His patients reflect the breadth and challenges of the field. “In ENT, you can feel like a primary care provider,” Voigt says. But he is careful not to take this routine care for granted: “We can lose sight of the impact we have. Something as simple as earwax removal gives people back their hearing, and can be a lifesaving measure against diseases like meningitis,” he says.
Voigt also faces issues that span beyond the walls of his clinic. When he cares for patients with cancer he is often fighting an uphill battle against smoking. Despite the challenges, he cherishes the road to recovery with his patients. “As a surgeon, you can be forced into quick encounters,” he says, “but even a bit of rapport is important.”

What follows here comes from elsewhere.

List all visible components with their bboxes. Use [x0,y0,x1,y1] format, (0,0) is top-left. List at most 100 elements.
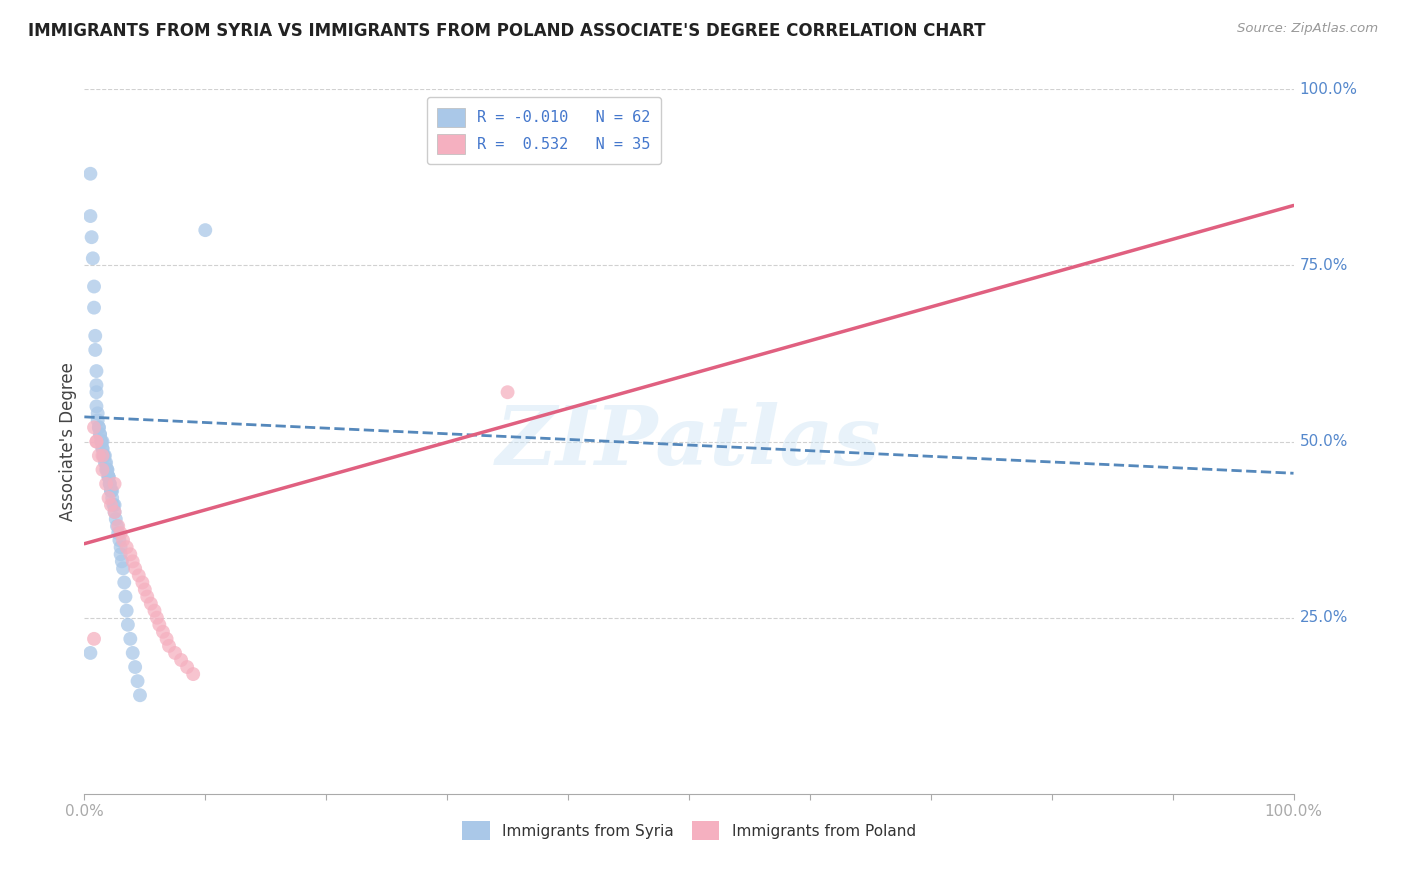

Elizabeth Davis, DVM ’06, Voigt’s wife, says: “Stan always calls his patients the night after performing surgery. He is always available for them.” The two met as freshmen in Perkins Hall, and were married a few days after Voigt finished medical school and Davis finished veterinary school. Their daughter, Clara Marie, was born five days after Voigt finished his residency.
“Before, I was so devoted to residency, but things are slowing down,” Voigt says. He plans to give that devotion back to his community. “The senior partner in my practice has cared for generations of patients,” he says. “I want people to say that about Dr. Voigt.”